There could soon be major changes to Charlotte's growing transportation system, including a possible high-speed train and a new light rail system connecting Belmont to Matthews.
Not to forget, there is also the continued construction of the I-77 toll lanes, and the construction of new toll lanes on I-485. While the interstate projects are already active and underway, the trains, along with a separate plan for expansion at Charlotte Douglas International Airport, are all proposed ideas.
They all sound great but the bottom line is exactly that: the bottom line. Who will pay for these projects, where would they go, and most importantly, how much do they cost?
Chapter one: From Charlotte to Atlanta in 2 hours...by train?
The most talked-about project this week was a high-speed train that would connect Charlotte to Atlanta. Transportation experts said the rail would get people to and from both cities in about two hours, topping out at speeds over 220 mph. Passengers wouldn't have to worry about the headaches that come along with the airport or I-85.
"We need rail, and as this region continues to grow, we need to find ways to move people around," said Charlotte City Councilman Braxton Winston.
"As somebody who's gotten sick and tired of flying, I would probably be one of the first people to hop on it," said former Mecklenburg County Commissioner Jim Puckett. "But I don't think I want to pay for it."
Estimates for the project said it could come with a price tag ranging from $3 billion to $15 billion. And the train's path is still up in the air, with officials weighing three different layouts. One would basically follow I-85, another north of the highway, and a third route that runs south to Athens, Georgia before heading west into Atlanta. Ultimately, it comes down to efficiency, the environmental impact, and of course, the cost.
Puckett said he wants no part of the rail unless the federal government foots the bill. Winston believes it's important the city finds a way to make it happen.
"When it comes down to it, the most important investment we can make is in our people," Winston said. "As a government, you invest in your people predominantly through infrastructure, so we'll find a way to invest in our people and continue the growth of this city, this state and this region."
Officials behind the project are still asking for the public's feedback. If you were unable to attend a public meeting Thursday, you can leave comments online here until November 4.
Chapter two: As Charlotte grows, so does its airport
If a high-speed train from Charlotte to Atlanta doesn't sound realistic, perhaps a more modest proposal is that from Charlotte Douglas International Airport. Officials want to add a fourth runway, bringing even more flights to one of the country's busiest airports.
Jack Christine, COO of the airport, said Charlotte already has excessive flight delays, citing data from the Federal Aviation Administration.
"We've seen additional flights year over year, we've seen additional passengers years over year," Christine said.
He said there is a need for a $2.5 billion investment to add a fourth, 10,000-foot runway. This proposal also includes new taxiways, 10 to 12 additional gates in Concourses B and C. It would also include a new parking deck at the airport's north entrance.
More flights means more noise for neighborhoods surrounding the airport; something that isn't exactly a popular idea for those communities.
"When I sleep at night, I hear the planes.
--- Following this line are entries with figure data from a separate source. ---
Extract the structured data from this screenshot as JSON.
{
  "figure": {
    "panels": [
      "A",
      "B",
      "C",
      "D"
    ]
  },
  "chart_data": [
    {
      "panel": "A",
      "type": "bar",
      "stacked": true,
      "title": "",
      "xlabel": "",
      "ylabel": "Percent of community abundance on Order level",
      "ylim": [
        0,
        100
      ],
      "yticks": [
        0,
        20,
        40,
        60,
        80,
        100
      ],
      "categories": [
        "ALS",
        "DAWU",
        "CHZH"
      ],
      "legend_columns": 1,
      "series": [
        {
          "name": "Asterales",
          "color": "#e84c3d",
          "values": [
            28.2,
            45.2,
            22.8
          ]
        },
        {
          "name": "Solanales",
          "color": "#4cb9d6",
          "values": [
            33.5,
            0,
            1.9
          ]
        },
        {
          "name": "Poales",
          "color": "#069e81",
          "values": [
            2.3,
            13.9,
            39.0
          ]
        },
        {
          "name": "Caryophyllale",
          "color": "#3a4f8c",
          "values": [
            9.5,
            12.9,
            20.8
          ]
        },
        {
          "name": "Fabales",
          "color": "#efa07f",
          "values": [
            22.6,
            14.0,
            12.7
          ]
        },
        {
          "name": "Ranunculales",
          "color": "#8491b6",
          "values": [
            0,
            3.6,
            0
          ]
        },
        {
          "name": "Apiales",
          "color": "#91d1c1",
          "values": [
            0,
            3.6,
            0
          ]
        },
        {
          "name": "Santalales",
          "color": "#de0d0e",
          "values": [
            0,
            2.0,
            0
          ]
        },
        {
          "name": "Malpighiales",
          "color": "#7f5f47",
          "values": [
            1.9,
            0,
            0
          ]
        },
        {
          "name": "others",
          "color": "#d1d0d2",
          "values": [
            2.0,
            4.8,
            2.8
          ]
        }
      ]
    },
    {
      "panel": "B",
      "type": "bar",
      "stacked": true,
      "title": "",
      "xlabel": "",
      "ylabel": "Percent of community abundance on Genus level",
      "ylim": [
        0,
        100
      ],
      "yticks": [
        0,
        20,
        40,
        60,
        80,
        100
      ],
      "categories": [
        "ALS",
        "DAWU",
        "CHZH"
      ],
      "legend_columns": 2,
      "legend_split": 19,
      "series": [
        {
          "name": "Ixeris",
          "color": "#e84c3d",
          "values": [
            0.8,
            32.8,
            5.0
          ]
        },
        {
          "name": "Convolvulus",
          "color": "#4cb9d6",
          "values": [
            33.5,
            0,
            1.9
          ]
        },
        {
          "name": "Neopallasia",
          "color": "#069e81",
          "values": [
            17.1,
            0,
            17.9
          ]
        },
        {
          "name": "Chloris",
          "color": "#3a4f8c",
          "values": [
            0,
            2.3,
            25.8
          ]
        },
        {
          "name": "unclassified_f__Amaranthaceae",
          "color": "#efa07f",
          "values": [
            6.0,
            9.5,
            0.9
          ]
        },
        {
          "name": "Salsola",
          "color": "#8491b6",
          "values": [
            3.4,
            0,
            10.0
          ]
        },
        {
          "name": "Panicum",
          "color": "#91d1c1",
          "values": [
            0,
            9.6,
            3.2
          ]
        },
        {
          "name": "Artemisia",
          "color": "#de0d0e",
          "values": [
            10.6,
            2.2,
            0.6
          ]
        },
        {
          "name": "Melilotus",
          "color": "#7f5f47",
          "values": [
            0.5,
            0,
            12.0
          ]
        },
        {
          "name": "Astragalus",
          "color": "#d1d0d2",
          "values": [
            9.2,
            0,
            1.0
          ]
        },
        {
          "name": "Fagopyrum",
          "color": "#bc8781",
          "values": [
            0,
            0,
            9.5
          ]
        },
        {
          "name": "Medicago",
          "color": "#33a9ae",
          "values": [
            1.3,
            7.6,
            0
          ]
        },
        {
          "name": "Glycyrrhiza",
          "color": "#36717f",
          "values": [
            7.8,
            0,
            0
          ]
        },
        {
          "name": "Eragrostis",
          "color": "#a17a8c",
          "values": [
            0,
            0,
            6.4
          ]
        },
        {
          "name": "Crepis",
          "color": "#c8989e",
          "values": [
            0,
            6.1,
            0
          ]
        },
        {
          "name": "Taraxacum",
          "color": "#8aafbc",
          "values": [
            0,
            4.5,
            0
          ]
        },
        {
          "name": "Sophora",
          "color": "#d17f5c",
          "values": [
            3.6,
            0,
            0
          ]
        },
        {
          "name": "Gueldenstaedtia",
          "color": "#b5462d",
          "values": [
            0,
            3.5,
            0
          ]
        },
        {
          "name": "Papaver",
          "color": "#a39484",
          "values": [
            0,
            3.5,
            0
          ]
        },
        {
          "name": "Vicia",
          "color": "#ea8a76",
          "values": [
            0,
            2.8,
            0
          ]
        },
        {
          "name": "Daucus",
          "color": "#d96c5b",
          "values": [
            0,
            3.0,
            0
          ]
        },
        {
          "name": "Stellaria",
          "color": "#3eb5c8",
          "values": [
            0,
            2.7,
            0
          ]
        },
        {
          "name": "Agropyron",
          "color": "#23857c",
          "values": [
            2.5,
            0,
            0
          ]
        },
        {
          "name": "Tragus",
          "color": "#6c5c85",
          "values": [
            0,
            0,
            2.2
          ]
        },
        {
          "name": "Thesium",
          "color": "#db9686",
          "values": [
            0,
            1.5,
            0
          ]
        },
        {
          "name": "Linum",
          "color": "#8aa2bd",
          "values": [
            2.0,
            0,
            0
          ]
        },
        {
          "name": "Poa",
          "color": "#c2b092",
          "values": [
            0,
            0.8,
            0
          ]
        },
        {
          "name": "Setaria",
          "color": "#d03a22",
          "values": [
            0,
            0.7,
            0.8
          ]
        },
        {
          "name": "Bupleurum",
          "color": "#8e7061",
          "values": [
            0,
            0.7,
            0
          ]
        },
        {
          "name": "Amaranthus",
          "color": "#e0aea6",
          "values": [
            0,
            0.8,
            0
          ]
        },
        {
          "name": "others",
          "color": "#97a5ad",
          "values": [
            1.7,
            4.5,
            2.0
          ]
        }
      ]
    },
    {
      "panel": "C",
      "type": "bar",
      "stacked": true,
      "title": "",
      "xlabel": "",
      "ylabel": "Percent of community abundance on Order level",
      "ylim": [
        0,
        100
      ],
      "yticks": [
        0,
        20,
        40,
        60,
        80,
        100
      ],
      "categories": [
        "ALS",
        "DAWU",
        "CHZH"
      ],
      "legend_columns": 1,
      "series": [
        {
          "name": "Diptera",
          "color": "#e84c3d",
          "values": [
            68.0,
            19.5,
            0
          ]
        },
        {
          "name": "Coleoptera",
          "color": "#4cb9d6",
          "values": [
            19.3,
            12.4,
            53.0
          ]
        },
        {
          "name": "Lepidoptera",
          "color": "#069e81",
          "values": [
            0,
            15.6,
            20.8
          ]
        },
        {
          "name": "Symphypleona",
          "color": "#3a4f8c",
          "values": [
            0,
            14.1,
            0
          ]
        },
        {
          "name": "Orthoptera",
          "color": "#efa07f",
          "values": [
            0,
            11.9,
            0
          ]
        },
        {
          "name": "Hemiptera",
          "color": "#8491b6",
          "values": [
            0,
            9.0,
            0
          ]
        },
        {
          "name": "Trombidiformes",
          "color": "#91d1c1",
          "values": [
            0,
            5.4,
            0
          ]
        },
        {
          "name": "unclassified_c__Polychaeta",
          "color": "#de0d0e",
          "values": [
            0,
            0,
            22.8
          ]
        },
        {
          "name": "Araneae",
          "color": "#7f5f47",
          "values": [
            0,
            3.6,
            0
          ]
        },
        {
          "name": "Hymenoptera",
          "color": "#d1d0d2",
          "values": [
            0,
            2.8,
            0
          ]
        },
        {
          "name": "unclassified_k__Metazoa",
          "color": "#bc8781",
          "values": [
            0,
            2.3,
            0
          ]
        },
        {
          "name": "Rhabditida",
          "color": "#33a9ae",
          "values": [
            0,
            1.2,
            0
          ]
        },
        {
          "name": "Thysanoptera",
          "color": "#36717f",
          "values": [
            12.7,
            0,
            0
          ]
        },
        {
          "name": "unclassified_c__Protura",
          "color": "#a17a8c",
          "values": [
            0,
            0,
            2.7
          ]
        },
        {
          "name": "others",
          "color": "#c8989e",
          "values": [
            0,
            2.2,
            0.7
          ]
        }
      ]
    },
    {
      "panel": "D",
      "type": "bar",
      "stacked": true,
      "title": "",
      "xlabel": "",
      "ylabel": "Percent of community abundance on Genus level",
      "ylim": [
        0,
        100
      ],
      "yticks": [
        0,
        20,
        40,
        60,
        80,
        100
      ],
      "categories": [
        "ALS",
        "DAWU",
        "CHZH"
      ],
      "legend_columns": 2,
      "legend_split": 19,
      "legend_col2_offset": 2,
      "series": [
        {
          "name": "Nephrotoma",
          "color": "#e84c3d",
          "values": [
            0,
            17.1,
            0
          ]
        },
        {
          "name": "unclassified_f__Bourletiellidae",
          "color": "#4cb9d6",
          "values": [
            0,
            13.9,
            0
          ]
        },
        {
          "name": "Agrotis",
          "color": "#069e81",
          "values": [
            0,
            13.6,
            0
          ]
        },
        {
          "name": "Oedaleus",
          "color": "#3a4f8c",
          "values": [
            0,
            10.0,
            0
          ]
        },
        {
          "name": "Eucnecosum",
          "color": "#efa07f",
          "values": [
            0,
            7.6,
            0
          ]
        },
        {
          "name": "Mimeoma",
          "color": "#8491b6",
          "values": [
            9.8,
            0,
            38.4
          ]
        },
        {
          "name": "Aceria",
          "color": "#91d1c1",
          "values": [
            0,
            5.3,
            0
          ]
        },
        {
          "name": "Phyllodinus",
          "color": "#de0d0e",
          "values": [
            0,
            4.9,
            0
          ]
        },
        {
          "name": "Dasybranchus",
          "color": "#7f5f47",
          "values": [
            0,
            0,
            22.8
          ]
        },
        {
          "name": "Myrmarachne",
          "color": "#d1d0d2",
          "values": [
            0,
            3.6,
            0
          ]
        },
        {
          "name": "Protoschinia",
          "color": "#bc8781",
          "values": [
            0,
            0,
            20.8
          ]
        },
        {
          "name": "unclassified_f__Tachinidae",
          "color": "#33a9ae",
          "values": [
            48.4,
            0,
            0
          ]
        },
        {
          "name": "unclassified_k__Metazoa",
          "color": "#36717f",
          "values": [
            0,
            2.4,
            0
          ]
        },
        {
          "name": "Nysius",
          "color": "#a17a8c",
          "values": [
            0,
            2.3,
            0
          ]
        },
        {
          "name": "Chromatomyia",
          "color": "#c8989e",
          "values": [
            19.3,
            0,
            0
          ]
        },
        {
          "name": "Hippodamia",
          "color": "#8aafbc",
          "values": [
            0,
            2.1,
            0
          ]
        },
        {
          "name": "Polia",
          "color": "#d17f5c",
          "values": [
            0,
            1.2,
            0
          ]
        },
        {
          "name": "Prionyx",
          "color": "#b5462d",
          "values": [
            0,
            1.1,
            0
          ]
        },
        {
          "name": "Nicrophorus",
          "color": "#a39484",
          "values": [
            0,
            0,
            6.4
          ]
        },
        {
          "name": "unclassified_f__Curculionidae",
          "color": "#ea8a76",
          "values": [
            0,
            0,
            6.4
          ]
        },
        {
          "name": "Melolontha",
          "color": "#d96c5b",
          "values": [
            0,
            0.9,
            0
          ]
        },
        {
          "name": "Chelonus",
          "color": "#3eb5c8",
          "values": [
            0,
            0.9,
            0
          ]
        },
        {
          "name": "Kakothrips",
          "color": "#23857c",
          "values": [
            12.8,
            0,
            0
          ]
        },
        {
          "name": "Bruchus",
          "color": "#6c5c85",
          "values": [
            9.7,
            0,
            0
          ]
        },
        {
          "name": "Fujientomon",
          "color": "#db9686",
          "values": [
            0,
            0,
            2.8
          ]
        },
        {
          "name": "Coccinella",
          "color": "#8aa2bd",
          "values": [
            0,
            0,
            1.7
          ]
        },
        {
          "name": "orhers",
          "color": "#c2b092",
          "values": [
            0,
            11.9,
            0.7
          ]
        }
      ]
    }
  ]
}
When I wake up, I hear the planes. I can't open the windows like I want to without hearing the planes," said Aldrene McGill, who lives near the airport.
Tony Scott said airplanes fly over his home every few minutes.
"If you're outside in your yard, you're going to hear planes all day long," he said. "The last 12 years that I've lived here, it's just gotten that much worse."
On Thursday, airport officials held an open house meeting to discuss the environment impact of the proposed expansion. Christine said officials still don't know what kind of impact the expansion would have on the noise. Neighbors said they just want to be heard before any decisions are made.
"As far as impacts, we're not there yet. That's what this process is all about," Christine said.
Chapter three: Another major light rail project in the works
There are also plans to expand Charlotte's light rail service from Matthews to Belmont in Gastonia. The 26-mile light rail would run along Highway 74 and include stops at Charlotte Douglas International Airport.
On Monday, the City Council is expected to vote on whether CATS should begin preliminary work on the Silver Line project. The cost of the project is unknown, but city leaders said earlier this year they'd like to have it up and running by 2030.
"If I could wish for anything, it would be that we could move our transit line and get it done more quickly than we can," said Mayor Vi Lyles.
Monday's meeting would allow the City Council to approve contracts the Charlotte Area Transit System needs to initiate the design and planning of the rail line.
Donny Hicks, the executive director of the Gaston County Economic Development Commission, said the light rail extension would help reduce rush-hour congestion and spur investment.
"The investment opportunity would be huge," Hicks said. "We think it could help us immensely solve transportation problems and improve the development opportunities that we have."
CATS is also continuing its work on the Gold Line streetcar to Johnson C. Smith University. The Phase 2 project is extending the service 2.5 miles east and west of the current line.
CATS hopes to Phase 2 of the Gold Line completed by the 2020 Republican National Convention.